Jones verlaat uit protest comité-generaal: Geheimhouding niet gerechtvaardigd

On Thursday, a member of the National Assembly of Suriname from the National Democratic Party (NDP), Ebu Jones, staged a protest walkout from a closed-door meeting of the Assembly’s Committee of the Whole, escalating a long-running debate over transparency in the handling of a high-profile missing hazardous material case.

The case at the center of the dispute is the disappearance of more than 300 kilograms of mercury from a local police station. Jones has long pushed for open, public debate on the incident, and told reporters from outlet Starnieuws after his exit that the confidential information shared during the closed session only reinforced his original position that the affair does not warrant behind-closed-doors discussion.

Jones argued that none of the details presented during the meeting would threaten national security or any other critical public interest if released to the public. In comments to reporters, he noted that he had opposed holding the discussion in the closed Committee of the Whole format from the very start of the process. “The disappearance of mercury from a police station and all surrounding issues do not belong behind closed doors,” Jones told Starnieuws. “Society itself needs full openness to rebuild trust in the police and the entire justice system.”

He added that a string of recent incidents involving police officers has already eroded public confidence in Suriname’s law enforcement institutions, and that transparency in this high-stakes case is the only path to repairing that damaged trust. Bound by confidentiality rules that apply to all Committee of the Whole proceedings, Jones cannot share specific details of what was discussed during the closed session. He did, however, emphasize that the information shared does not meet the threshold required to justify a secret meeting.

“In my judgment, the information we received is not so sensitive that it has to be handled behind closed doors,” Jones explained. “There is no information whose disclosure would put national security at risk. In fact, most of this information is already considered an open public secret.” That assessment led Jones to inform the Speaker of the National Assembly that he saw no reason to continue participating in the meeting, and he left shortly after.
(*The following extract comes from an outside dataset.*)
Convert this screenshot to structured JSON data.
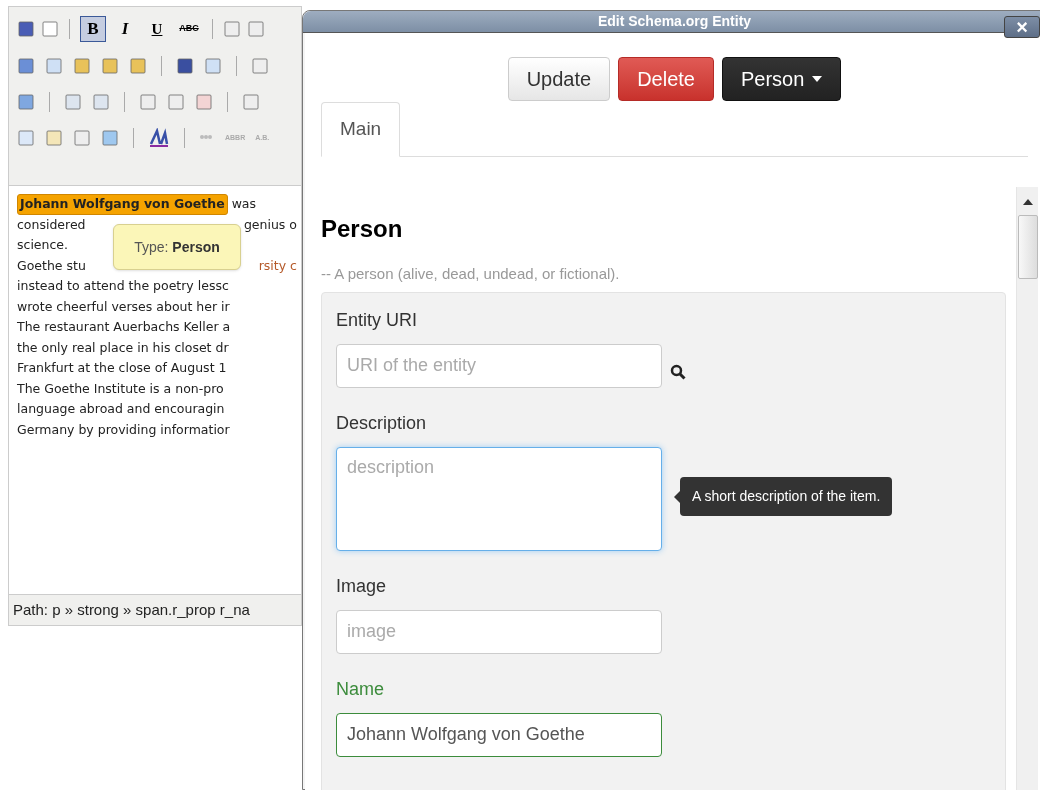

Jones pointed out that multiple parliamentary factions had previously stated publicly that they would demand an open session if the information under discussion was not sufficiently sensitive to justify secrecy. But according to Jones, that stated commitment to transparency was not acted on during the closed meeting.

Beyond the mercury case, the Committee of the Whole had three other items on its agenda: the disappearance of four kilograms of gold from state-owned gold producer Grassalco, the performance of Suriname’s Anti-Corruption Unit, and a massive fish die-off in the Saramacca River. Jones told reporters he fears these remaining issues will also be pushed to closed-door discussion, following the same precedent set in the mercury case. “Based on what I experienced, I expect the same approach will be followed for the other agenda items,” he said.

The closed-door meeting was ultimately adjourned before all business could be completed, which resulted in the cancellation of all subsequent planned public sessions of the National Assembly. Jones stressed that his criticism is limited exclusively to the decision to handle the mercury case in a closed Committee of the Whole session, and he has made no comments on the substance of the information shared during the meeting. “I am bound by the confidentiality requirement and will abide by it,” Jones said. “My objection is only to the fact that, in my view, this information could have been discussed openly without issue.”